One source holds that Groves had fronted for Lansky "since 1951, when he sold valuable Key Biscayne property" for him, but another holds that Louis Chesler moved Groves into the Lansky orbit in 1961. The American public came to know first of the situation in the Bahamas on 5 October 1966, when the Wall Street Journal published a detailed exposé of the trades involving Groves, Sands, Lansky and others. The Journal also wrote that an unpublished tell-all book, The Ugly Bahamian, written by Alan Witver, a former employee of Groves, had been bought up and repressed by Sands.
Groves controlled his company both directly and through various partners. His wife Georgette was part owner, as was a British subject Keith Gonsalves. But Life noted that Groves's "silent partner in all three gambling salons and spokesman for the Syndicate is Lansky." The mob's take from the casinos were then estimated over a million dollars a year.
Freeport
The Freeport development, complete with a first-rate airport, became very successful and created a prosperous enclave catering primarily to American tourists, including cruise ship passengers, and to expatriate Americans choosing to live in stylish comfort close to U.S. shores.

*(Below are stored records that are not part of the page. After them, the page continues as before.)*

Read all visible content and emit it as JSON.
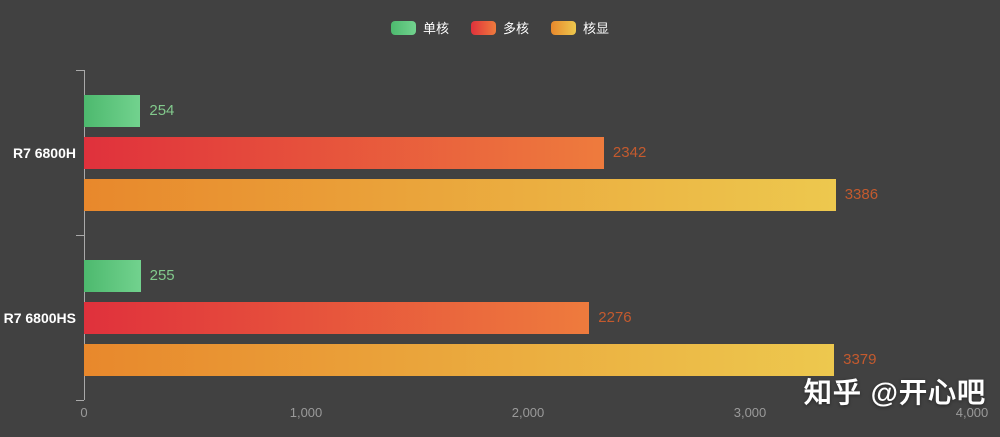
{
  "legend": {
    "items": [
      "单核",
      "多核",
      "核显"
    ]
  },
  "watermark": {
    "text": "知乎 @开心吧"
  },
  "chart_data": {
    "type": "bar",
    "orientation": "horizontal",
    "title": "",
    "xlabel": "",
    "ylabel": "",
    "categories": [
      "R7 6800H",
      "R7 6800HS"
    ],
    "series": [
      {
        "name": "单核",
        "values": [
          254,
          255
        ],
        "color_from": "#4db96e",
        "color_to": "#72d28e",
        "label_color": "#82c98c"
      },
      {
        "name": "多核",
        "values": [
          2342,
          2276
        ],
        "color_from": "#e0313c",
        "color_to": "#ee7b3d",
        "label_color": "#c45a2e"
      },
      {
        "name": "核显",
        "values": [
          3386,
          3379
        ],
        "color_from": "#e8882c",
        "color_to": "#edc84e",
        "label_color": "#c45a2e"
      }
    ],
    "xlim": [
      0,
      4000
    ],
    "x_ticks": [
      "0",
      "1,000",
      "2,000",
      "3,000",
      "4,000"
    ],
    "x_tick_values": [
      0,
      1000,
      2000,
      3000,
      4000
    ],
    "legend_position": "top-center",
    "grid": false,
    "background": "#414141"
  }
}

The Lucayan Beach Hotel became well-known and its casino, the Monte Carlo Room, attracted U.S. high-rollers. Reports in the 1960s were that the hotel was struggling, but the casino was exceptionally profitable, and the skim was transferred to the Miami mob. Groves's businesses could not, by statute, be audited in the Bahamas.Groves was also affiliated with the mob-owned La Costa Country Club in San Diego County. He promoted the development in the 1960s on behalf of Moe Dalitz, and was a frequent guest.